Traveling from Boston to New York Tuesday night. Light snow forcasted.
(What speed would a bus drive? MPH.
What speed would a train ride? MPH)
One inch (2.5 cm) of falling snow changes pretty much nothing. Even more so for a heavy vehicle.
Snow melts easily by the passing of vehicles and so most motorways do not have more than a very thin layer of snow after an inch (2.5 cm) of snowfall. At 4 inches (1 dm), it starts making a difference, depending on the rate of falling.
Both bus and train take between 4 and 5 hours, only the bus is more affected by traffic, so if you arrive around rush hour (which is pretty long in NY), the bus might take even an hour longer than predicted.
1" isn't a storm, but it could combine with other factors to cause problems on the highway.
The snow will not affect Amtrak's Boston-NYC corridor. 1 inch of snow is nothing to them.
As for the highway, 1" generally isn't a lot... but that depends on how it affects the roads. Is it a temperature range where road salt works effectively? Is it a busy time when the DoT is making max effort to keep the roads clear? I've been out on Sunday mornings after an inch of snow, and seen road crews do almost nothing. It's certainly possible to drive in an inch of untreated snow, but it's more work and it's slower going.

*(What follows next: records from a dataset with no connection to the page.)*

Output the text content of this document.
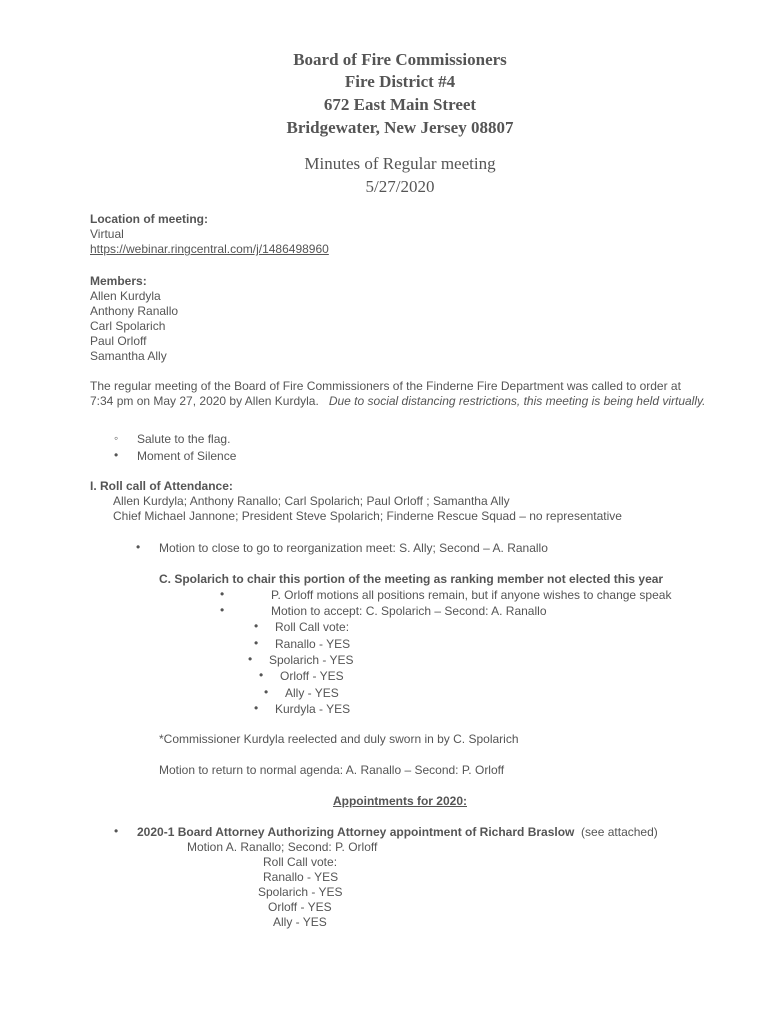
Board of Fire Commissioners
Fire District #4
672 East Main Street
Bridgewater, New Jersey 08807
Minutes of Regular meeting
5/27/2020
Location of meeting:
Virtual
https://webinar.ringcentral.com/j/1486498960
Members:
Allen Kurdyla
Anthony Ranallo
Carl Spolarich
Paul Orloff
Samantha Ally
The regular meeting of the Board of Fire Commissioners of the Finderne Fire Department was called to order at
7:34 pm on May 27, 2020 by Allen Kurdyla. Due to social distancing restrictions, this meeting is being held virtually.
◦ Salute to the flag.
• Moment of Silence
I. Roll call of Attendance:
Allen Kurdyla; Anthony Ranallo; Carl Spolarich; Paul Orloff ; Samantha Ally
Chief Michael Jannone; President Steve Spolarich; Finderne Rescue Squad – no representative
• Motion to close to go to reorganization meet: S. Ally; Second – A. Ranallo
C. Spolarich to chair this portion of the meeting as ranking member not elected this year
•	P. Orloff motions all positions remain, but if anyone wishes to change speak
•	Motion to accept: C. Spolarich – Second: A. Ranallo
• Roll Call vote:
• Ranallo - YES
• Spolarich - YES
• Orloff - YES
• Ally - YES
• Kurdyla - YES
*Commissioner Kurdyla reelected and duly sworn in by C. Spolarich
Motion to return to normal agenda: A. Ranallo – Second: P. Orloff
Appointments for 2020:
• 2020-1 Board Attorney Authorizing Attorney appointment of Richard Braslow (see attached)
Motion A. Ranallo; Second: P. Orloff
Roll Call vote:
Ranallo - YES
Spolarich - YES
Orloff - YES
Ally - YES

In ultra-congested areas like Boston or NYC: you are very dependent on the behavior of other people. If somebody else has a problem, they can create a traffic jam either because of looky-loo's or lane closures, or they can flat out close a highway with a serious accident. Now everybody's cramming onto the detour routes which simply don't have the capacity.
It gets bigger and worse if a semi is involved, and they tend to be the first to have problems in bad conditions, especially if wind is added. I've driven stretches of highway with literally 100 flipped over semi's in the median or ditch... and not one single automobile.
Add to that, ordinary urban traffic jams.
2.5 cm of snow where I live wouldn't do a thing to bus schedules, unless we got rain prior - i.e. rain started freezing, and turned to snow. If that happens, all bets are off.
Also, buses tend to be pretty secure in slippery conditions. The vehicles are big and heavy, and have significant weight over their drive wheels. (This, from a local bus company that I asked on a very slippery day a winter or two ago.)